This website covers knowledge management, personal effectiveness, theory of constraints, amongst other topics. Opinions expressed here are strictly those of the owner, Jack Vinson, and those of the commenters.

Retiring knowledge at CIO Magazine

Susannah Patton has a piece on Beating the Boomer Brain Drain Blues at CIO Magazine:

The oldest baby boomers are six years away from retirement. Will your company continue to thrive if they take their knowledge with them? Here’s how to identify who has key knowledge and how to keep it within the company walls.
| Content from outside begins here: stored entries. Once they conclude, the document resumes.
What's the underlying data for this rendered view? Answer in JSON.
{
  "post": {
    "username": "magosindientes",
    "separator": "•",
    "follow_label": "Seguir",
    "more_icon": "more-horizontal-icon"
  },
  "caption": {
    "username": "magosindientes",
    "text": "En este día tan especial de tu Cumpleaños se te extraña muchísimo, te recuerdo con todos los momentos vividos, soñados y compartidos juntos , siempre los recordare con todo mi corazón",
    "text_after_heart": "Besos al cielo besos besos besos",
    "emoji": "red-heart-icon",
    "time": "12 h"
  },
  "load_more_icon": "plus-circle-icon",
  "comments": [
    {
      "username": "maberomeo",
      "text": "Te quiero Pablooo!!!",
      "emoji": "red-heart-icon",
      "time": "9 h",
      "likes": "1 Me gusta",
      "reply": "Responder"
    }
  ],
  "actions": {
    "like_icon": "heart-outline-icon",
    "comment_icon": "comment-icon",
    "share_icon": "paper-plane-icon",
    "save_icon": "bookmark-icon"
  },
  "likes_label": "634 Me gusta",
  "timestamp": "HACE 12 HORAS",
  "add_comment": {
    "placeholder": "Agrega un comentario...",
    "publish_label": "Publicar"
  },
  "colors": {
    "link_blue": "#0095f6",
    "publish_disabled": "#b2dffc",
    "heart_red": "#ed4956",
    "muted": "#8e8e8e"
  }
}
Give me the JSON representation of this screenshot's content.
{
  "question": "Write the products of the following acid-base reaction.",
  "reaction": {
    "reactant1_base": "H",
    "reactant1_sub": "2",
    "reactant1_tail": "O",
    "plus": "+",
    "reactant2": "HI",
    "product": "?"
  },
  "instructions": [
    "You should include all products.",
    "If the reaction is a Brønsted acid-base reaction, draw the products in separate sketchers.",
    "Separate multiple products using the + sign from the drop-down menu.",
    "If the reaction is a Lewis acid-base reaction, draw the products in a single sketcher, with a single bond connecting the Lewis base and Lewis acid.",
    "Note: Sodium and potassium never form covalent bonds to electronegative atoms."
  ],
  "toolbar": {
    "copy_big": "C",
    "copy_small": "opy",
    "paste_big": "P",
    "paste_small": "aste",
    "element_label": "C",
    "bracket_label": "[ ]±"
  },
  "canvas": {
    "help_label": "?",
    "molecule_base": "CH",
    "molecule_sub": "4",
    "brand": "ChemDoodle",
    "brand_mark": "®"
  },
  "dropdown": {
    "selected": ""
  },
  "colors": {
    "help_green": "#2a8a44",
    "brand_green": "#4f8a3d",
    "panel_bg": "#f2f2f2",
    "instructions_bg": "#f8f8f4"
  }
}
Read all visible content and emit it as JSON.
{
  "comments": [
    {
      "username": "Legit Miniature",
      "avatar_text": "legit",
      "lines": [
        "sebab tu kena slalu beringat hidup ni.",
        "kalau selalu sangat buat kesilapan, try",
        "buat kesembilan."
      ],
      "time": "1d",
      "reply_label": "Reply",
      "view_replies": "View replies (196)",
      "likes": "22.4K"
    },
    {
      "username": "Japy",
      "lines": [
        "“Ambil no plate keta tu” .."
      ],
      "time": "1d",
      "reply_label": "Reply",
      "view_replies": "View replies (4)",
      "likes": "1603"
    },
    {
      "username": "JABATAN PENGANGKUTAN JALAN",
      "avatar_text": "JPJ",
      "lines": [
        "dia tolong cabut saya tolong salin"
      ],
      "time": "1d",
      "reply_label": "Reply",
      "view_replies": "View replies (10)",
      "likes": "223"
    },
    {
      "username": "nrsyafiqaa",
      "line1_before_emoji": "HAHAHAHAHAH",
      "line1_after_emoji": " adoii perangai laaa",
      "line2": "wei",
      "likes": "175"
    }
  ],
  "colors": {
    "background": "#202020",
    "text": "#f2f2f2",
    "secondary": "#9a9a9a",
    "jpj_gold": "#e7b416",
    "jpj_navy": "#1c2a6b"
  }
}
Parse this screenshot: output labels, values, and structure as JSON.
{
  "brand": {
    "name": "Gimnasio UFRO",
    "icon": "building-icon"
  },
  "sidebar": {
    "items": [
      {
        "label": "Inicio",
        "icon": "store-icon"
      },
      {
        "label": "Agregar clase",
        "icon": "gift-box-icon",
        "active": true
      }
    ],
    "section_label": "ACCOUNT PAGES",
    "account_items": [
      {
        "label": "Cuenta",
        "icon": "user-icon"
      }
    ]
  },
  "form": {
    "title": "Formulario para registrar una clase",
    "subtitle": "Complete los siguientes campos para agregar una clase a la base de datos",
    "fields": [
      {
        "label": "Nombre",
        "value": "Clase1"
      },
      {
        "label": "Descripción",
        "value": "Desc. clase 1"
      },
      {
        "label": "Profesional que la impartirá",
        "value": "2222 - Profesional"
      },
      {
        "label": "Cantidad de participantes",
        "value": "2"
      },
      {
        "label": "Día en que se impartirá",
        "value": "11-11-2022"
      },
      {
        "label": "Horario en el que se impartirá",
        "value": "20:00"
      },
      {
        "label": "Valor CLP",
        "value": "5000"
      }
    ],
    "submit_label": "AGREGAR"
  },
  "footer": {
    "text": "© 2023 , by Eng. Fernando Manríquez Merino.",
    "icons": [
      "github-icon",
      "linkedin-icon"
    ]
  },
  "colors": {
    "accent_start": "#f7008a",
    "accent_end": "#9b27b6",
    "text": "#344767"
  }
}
One of the difficulties I've noted with brain drain articles is that they talk about the quantities of people retiring, but they have been less able to quantify the problem in the financial impact on the companies.  I fully understand how difficult this is, as it relates to the difficulty of placing value on knowledge or even upon expertise.  With that in mind, the article describes the impending-retirement problem from a different perspective: since managers can't quantify the impact, they are at a loss as to what to do and end up doing nothing.
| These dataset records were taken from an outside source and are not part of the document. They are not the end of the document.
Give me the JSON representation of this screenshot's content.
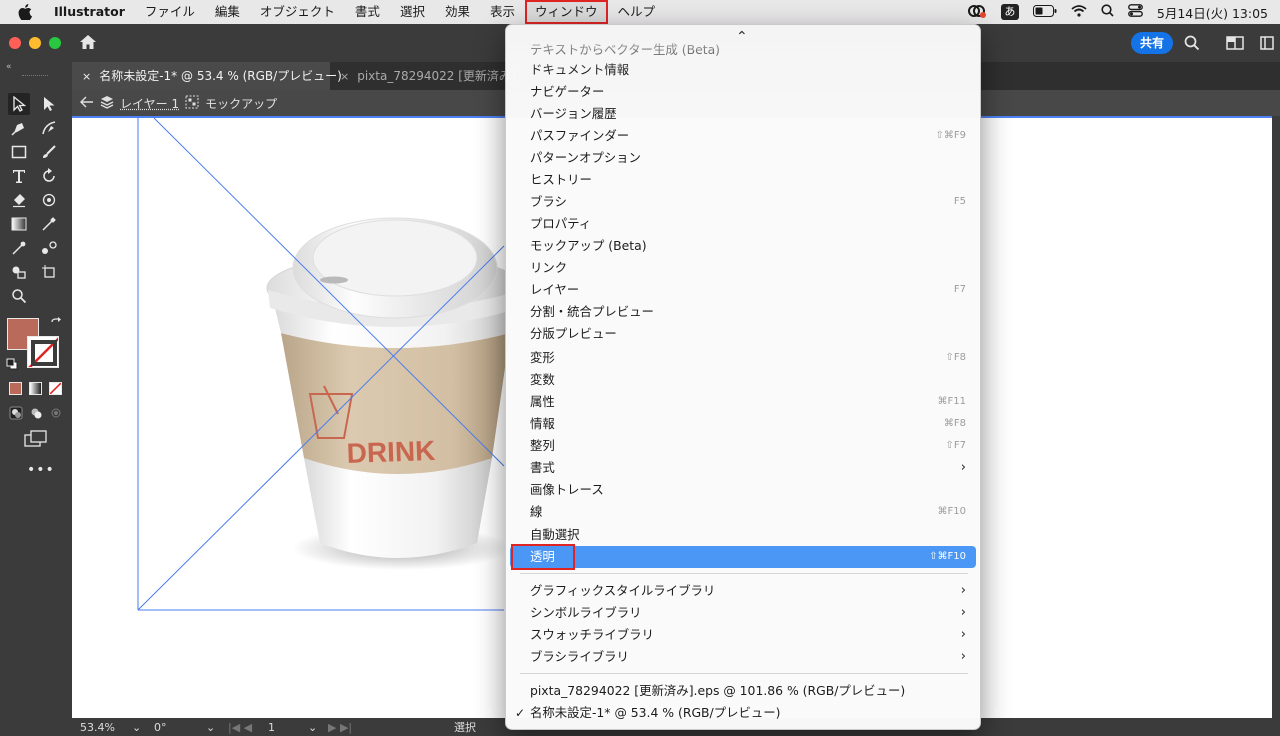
{
  "menubar": {
    "app_name": "Illustrator",
    "items": [
      "ファイル",
      "編集",
      "オブジェクト",
      "書式",
      "選択",
      "効果",
      "表示",
      "ウィンドウ",
      "ヘルプ"
    ],
    "active_index": 7,
    "ime": "あ",
    "clock": "5月14日(火) 13:05"
  },
  "appbar": {
    "share_label": "共有"
  },
  "tabs": [
    {
      "label": "名称未設定-1* @ 53.4 % (RGB/プレビュー)",
      "close": "×"
    },
    {
      "label": "pixta_78294022 [更新済み]",
      "close": "×"
    }
  ],
  "breadcrumb": {
    "layer": "レイヤー 1",
    "group": "モックアップ"
  },
  "artwork": {
    "logo_text": "DRINK"
  },
  "status": {
    "zoom": "53.4%",
    "rotation": "0°",
    "artboard": "1",
    "tool": "選択"
  },
  "colors": {
    "fill": "#b96a5a",
    "accent": "#4a97f5",
    "highlight_box": "#e02424"
  },
  "window_menu": {
    "scroll_indicator": "⌃",
    "items": [
      {
        "label": "テキストからベクター生成 (Beta)",
        "shortcut": ""
      },
      {
        "label": "ドキュメント情報",
        "shortcut": ""
      },
      {
        "label": "ナビゲーター",
        "shortcut": ""
      },
      {
        "label": "バージョン履歴",
        "shortcut": ""
      },
      {
        "label": "パスファインダー",
        "shortcut": "⇧⌘F9"
      },
      {
        "label": "パターンオプション",
        "shortcut": ""
      },
      {
        "label": "ヒストリー",
        "shortcut": ""
      },
      {
        "label": "ブラシ",
        "shortcut": "F5"
      },
      {
        "label": "プロパティ",
        "shortcut": ""
      },
      {
        "label": "モックアップ (Beta)",
        "shortcut": ""
      },
      {
        "label": "リンク",
        "shortcut": ""
      },
      {
        "label": "レイヤー",
        "shortcut": "F7"
      },
      {
        "label": "分割・統合プレビュー",
        "shortcut": ""
      },
      {
        "label": "分版プレビュー",
        "shortcut": ""
      },
      {
        "label": "変形",
        "shortcut": "⇧F8"
      },
      {
        "label": "変数",
        "shortcut": ""
      },
      {
        "label": "属性",
        "shortcut": "⌘F11"
      },
      {
        "label": "情報",
        "shortcut": "⌘F8"
      },
      {
        "label": "整列",
        "shortcut": "⇧F7"
      },
      {
        "label": "書式",
        "shortcut": "",
        "submenu": true
      },
      {
        "label": "画像トレース",
        "shortcut": ""
      },
      {
        "label": "線",
        "shortcut": "⌘F10"
      },
      {
        "label": "自動選択",
        "shortcut": ""
      },
      {
        "label": "透明",
        "shortcut": "⇧⌘F10",
        "highlighted": true
      }
    ],
    "libraries": [
      {
        "label": "グラフィックスタイルライブラリ",
        "submenu": true
      },
      {
        "label": "シンボルライブラリ",
        "submenu": true
      },
      {
        "label": "スウォッチライブラリ",
        "submenu": true
      },
      {
        "label": "ブラシライブラリ",
        "submenu": true
      }
    ],
    "documents": [
      {
        "label": "pixta_78294022 [更新済み].eps @ 101.86 % (RGB/プレビュー)",
        "checked": false
      },
      {
        "label": "名称未設定-1* @ 53.4 % (RGB/プレビュー)",
        "checked": true
      }
    ],
    "check_mark": "✓",
    "submenu_arrow": "›"
  }
}
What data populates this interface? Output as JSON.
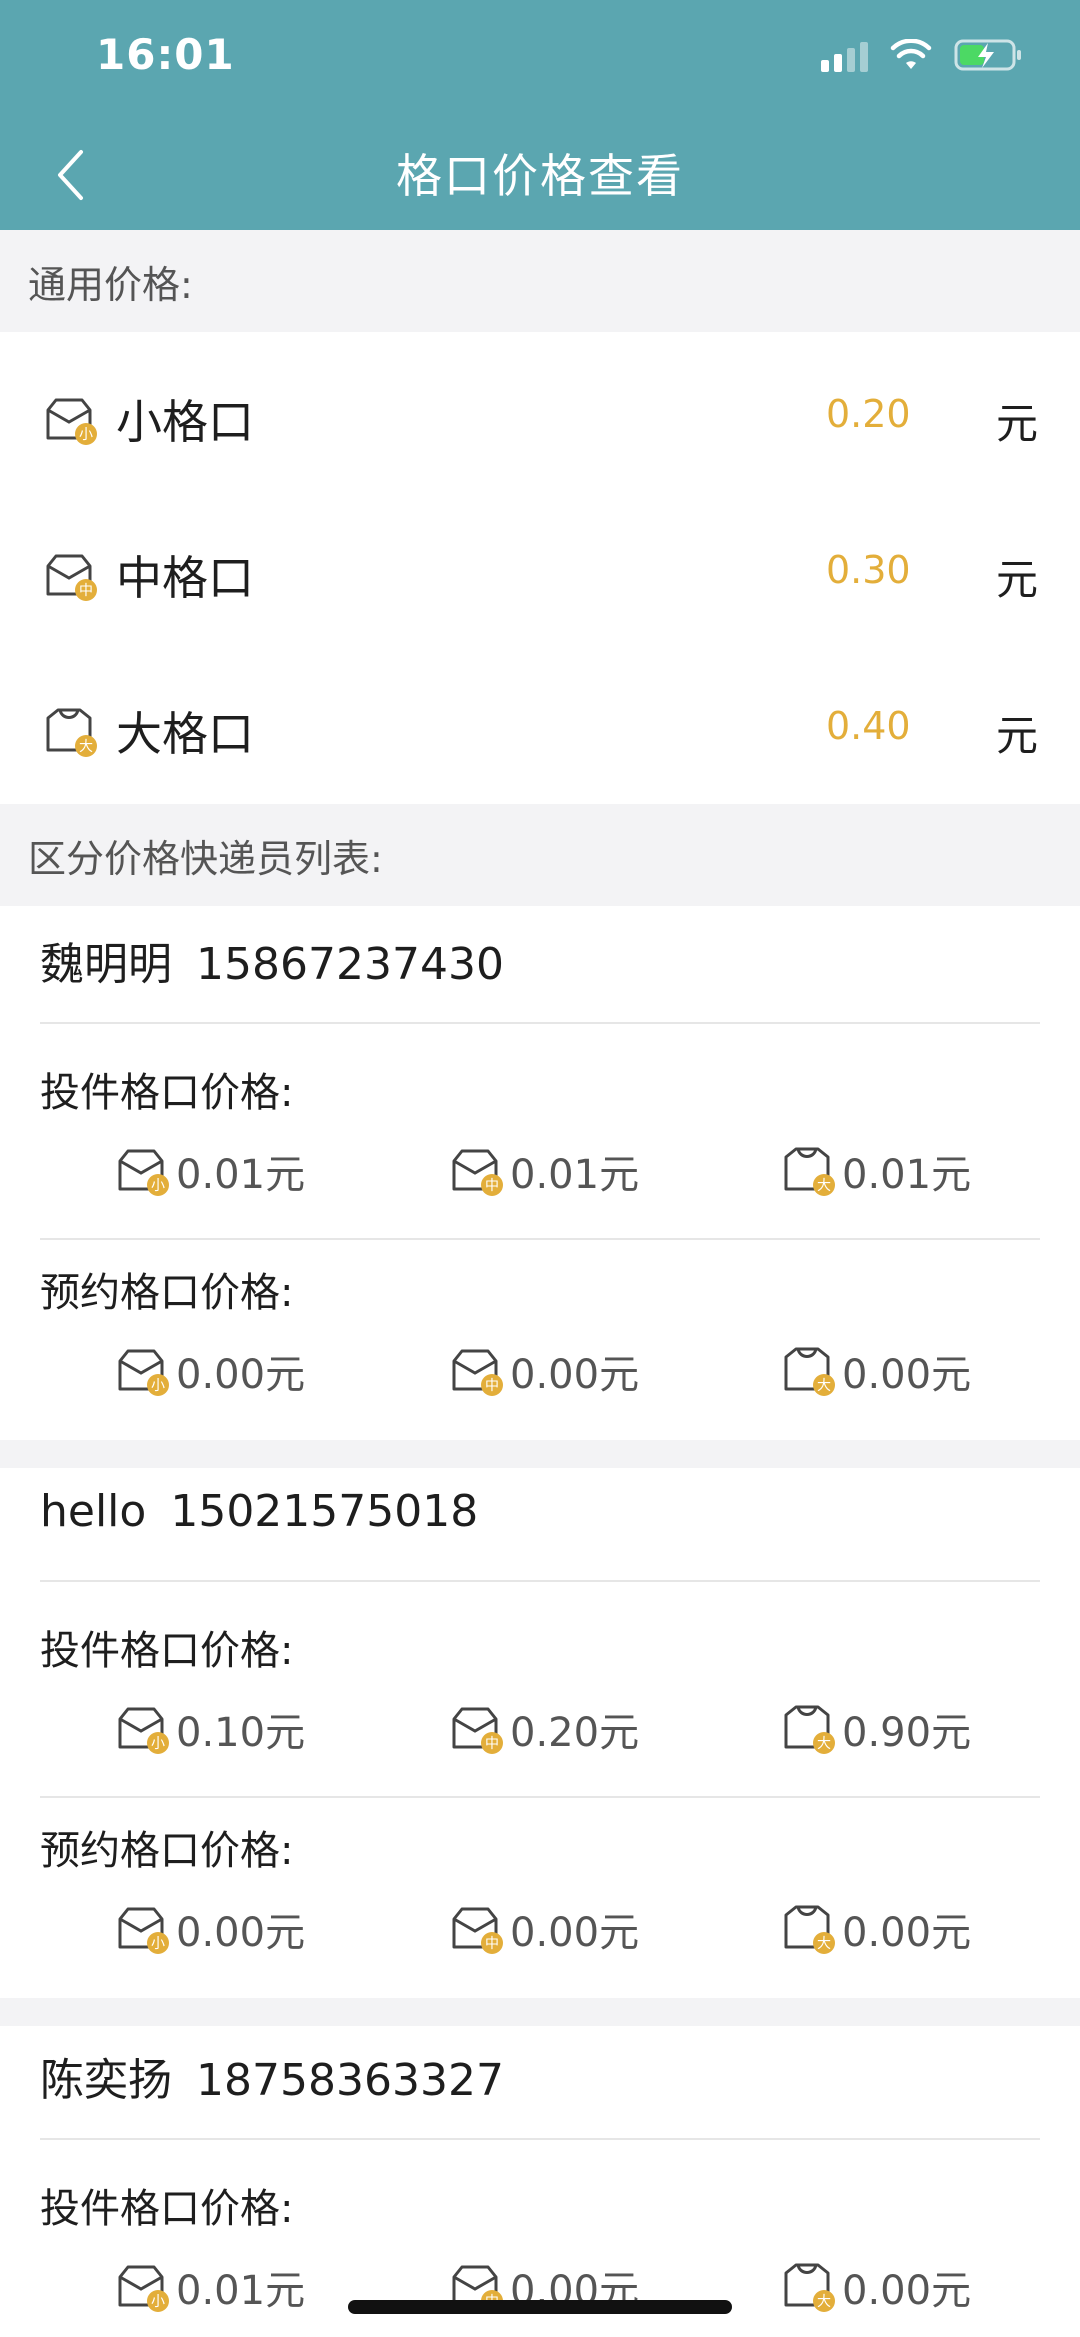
{
  "status_bar": {
    "time": "16:01"
  },
  "header": {
    "title": "格口价格查看"
  },
  "general": {
    "label": "通用价格:",
    "rows": [
      {
        "badge": "小",
        "name": "小格口",
        "price": "0.20",
        "unit": "元"
      },
      {
        "badge": "中",
        "name": "中格口",
        "price": "0.30",
        "unit": "元"
      },
      {
        "badge": "大",
        "name": "大格口",
        "price": "0.40",
        "unit": "元"
      }
    ]
  },
  "couriers_label": "区分价格快递员列表:",
  "labels": {
    "deliver": "投件格口价格:",
    "reserve": "预约格口价格:"
  },
  "badges": [
    "小",
    "中",
    "大"
  ],
  "couriers": [
    {
      "name": "魏明明",
      "phone": "15867237430",
      "deliver": [
        "0.01元",
        "0.01元",
        "0.01元"
      ],
      "reserve": [
        "0.00元",
        "0.00元",
        "0.00元"
      ]
    },
    {
      "name": "hello",
      "phone": "15021575018",
      "deliver": [
        "0.10元",
        "0.20元",
        "0.90元"
      ],
      "reserve": [
        "0.00元",
        "0.00元",
        "0.00元"
      ]
    },
    {
      "name": "陈奕扬",
      "phone": "18758363327",
      "deliver": [
        "0.01元",
        "0.00元",
        "0.00元"
      ]
    }
  ],
  "colors": {
    "header": "#5ba6b0",
    "price": "#e3ae3a",
    "badge": "#e3ae3a"
  }
}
That said, the article acknowledges that part of the problem is that "retirement" is somewhat of a false problem.  They even quote someone as saying general knowledge loss is not a problem for most companies.  The issue is really the loss of specific knowledge and skills - the "stuff" that experts have and that adds great value to the organization. 

From one perspective, the "fix" is to ensure there are succession plans for experts within the organization, not just for the leadership, who are the traditional target for succession planning.  With that in mind, they give a quick example from Rolls Royce, where they determined the retirement of a specific individual would cost about $400,000 in the first year because of their unique skills.  With this quantification, they were able to justify projects around diminishing the impact of that person's departure.  Mentoring programs are also another example of succession planning at the expert level.

The article provides a number of examples to help understand the scope of the problem and what companies are doing.  Northrop Grumman lost 90% of its technical staff in the 1990's, and all they had in place at the time was video taping as the experts left.  Now, they have a multitude of ongoing programs from documentation to process analysis to expert identification to mentoring.  Several other company examples are sprinkled throughout the article, including a focused sidebar on Raytheon.

For fun, have a look at the "reader viewpoint" in the opening editorial.